En definitiva, los esclavos de su mismo color sabían al instante que era libre, y al primer vistazo los hombres blancos le consideraban un «muchacho refinado». Su mayor preocupación parecía ser la dignidad. Marcel no era un esnob, pero hacía gala de una elegancia genuina y precoz.
Era imposible imaginárselo trepando a un árbol, jugando a la pelota o mojándose las manos a no ser que fuera para lavárselas. Sus sempiternos libros estaban viejos y ajados, encuadernados en piel y atados con una cinta, pero hasta eso resultaba elegante. A menudo emanaba de él el sutil aroma de una colonia demasiado cara para un niño.

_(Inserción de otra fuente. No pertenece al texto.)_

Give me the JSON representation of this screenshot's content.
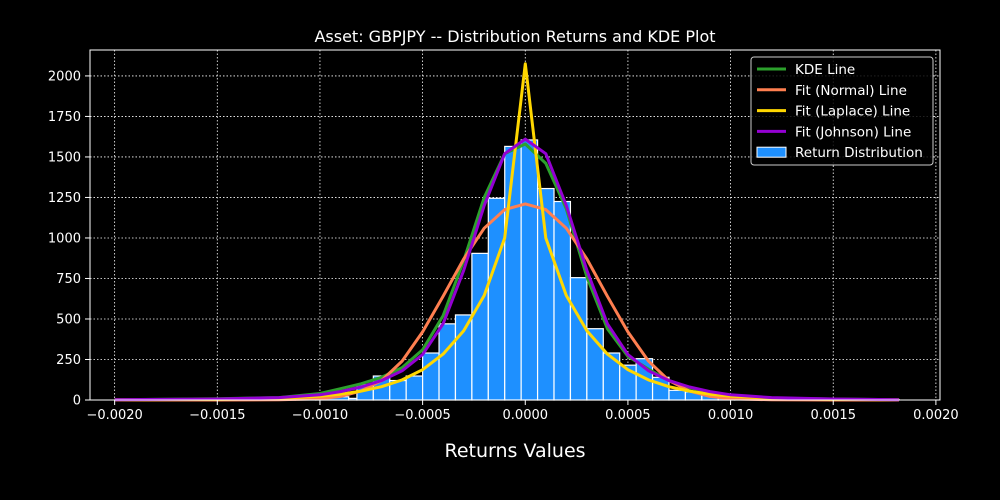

Marcel era el hijo de un hacendado blanco, Philippe Ferronaire, caballero criollo de la cabeza a los pies que, aunque debía toda la cosecha venidera, reunía a sus hijos blancos en el palco familiar de la Ópera todas las temporadas. Pese a que a nadie se le hubiera ocurrido llamarle «el padre de Marcel», eso es lo que en realidad era, y su carruaje se veía asiduamente apostado en la Rue Ste. Anne ante la mansión de Ste. Marie.